His stated philosophy demonstrated that he was one millennial who wasn't trying to clarify anything: Assumptions are encouraged; euphemisms preferred.
Of course they are.
Next up we motored to Northside to check out Iridian Gallery's opening of Paige Critcher's "Hinterland," a show of photographs taken near Sweet Briar College over the course of four years while the artist sorted out a major life implosion after losing her job, home and partner. Been there, done that.
Needless to say, sorting through a collision of life events like that over several years resulted in photographs of isolation, longing and curiosity that showed up in roads leading into fog, dead vines and eroding buildings.
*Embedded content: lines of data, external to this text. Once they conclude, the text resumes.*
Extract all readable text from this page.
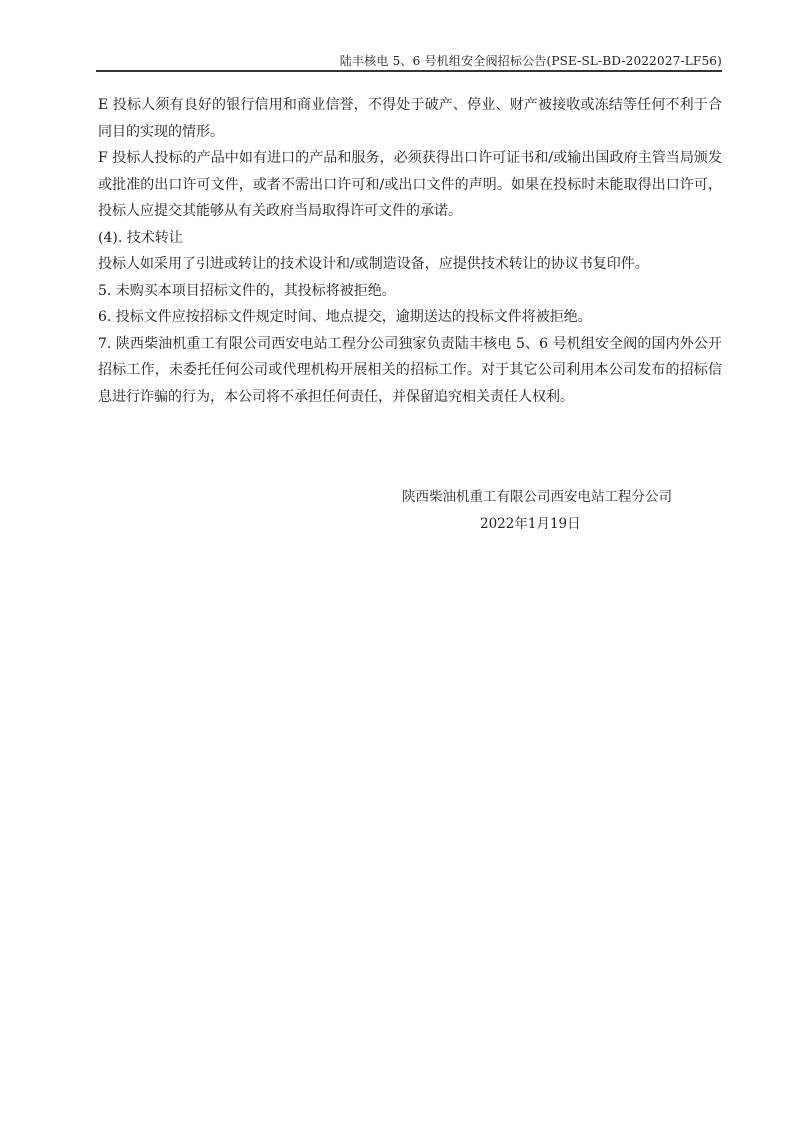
陆丰核电 5、6 号机组安全阀招标公告(PSE-SL-BD-2022027-LF56)

E 投标人须有良好的银行信用和商业信誉，不得处于破产、停业、财产被接收或冻结等任何不利于合同目的实现的情形。

F 投标人投标的产品中如有进口的产品和服务，必须获得出口许可证书和/或输出国政府主管当局颁发或批准的出口许可文件，或者不需出口许可和/或出口文件的声明。如果在投标时未能取得出口许可，投标人应提交其能够从有关政府当局取得许可文件的承诺。

(4). 技术转让

投标人如采用了引进或转让的技术设计和/或制造设备，应提供技术转让的协议书复印件。

5. 未购买本项目招标文件的，其投标将被拒绝。

6. 投标文件应按招标文件规定时间、地点提交，逾期送达的投标文件将被拒绝。

7. 陕西柴油机重工有限公司西安电站工程分公司独家负责陆丰核电 5、6 号机组安全阀的国内外公开招标工作，未委托任何公司或代理机构开展相关的招标工作。对于其它公司利用本公司发布的招标信息进行诈骗的行为，本公司将不承担任何责任，并保留追究相关责任人权利。

陕西柴油机重工有限公司西安电站工程分公司
2022年1月19日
During her artist's talk, Paige talked about one of the benefits of shooting out in the sticks is, once strangers understand that you're a photographer, you can get away with craziness. "I take advantage of that all the time," she laughed.
Since it's almost the exact same sentiment photographer Susan Worsham expressed last night at her artist's talk, I think we can surmise that some art forms can be considered a license to let go.
Driving home, Mac wanted to know if I was finished for the evening, sounding surprised when I said I was.
Since I got back late, late Sunday, it's been a week of close encounters of the first, second and third kinds and I honestly need a little time to process it all away from the fray. Hello, Friday night downtime.
And while it's now technically possible that my phone could ring, I know chances are slim to none that it will. And, as my Washington grandmother liked to euphemistically say, Slim just left town.
Meanwhile, I'll keep my fingers crossed for a walk in the snow tomorrow, the better to encourage a few choice assumptions.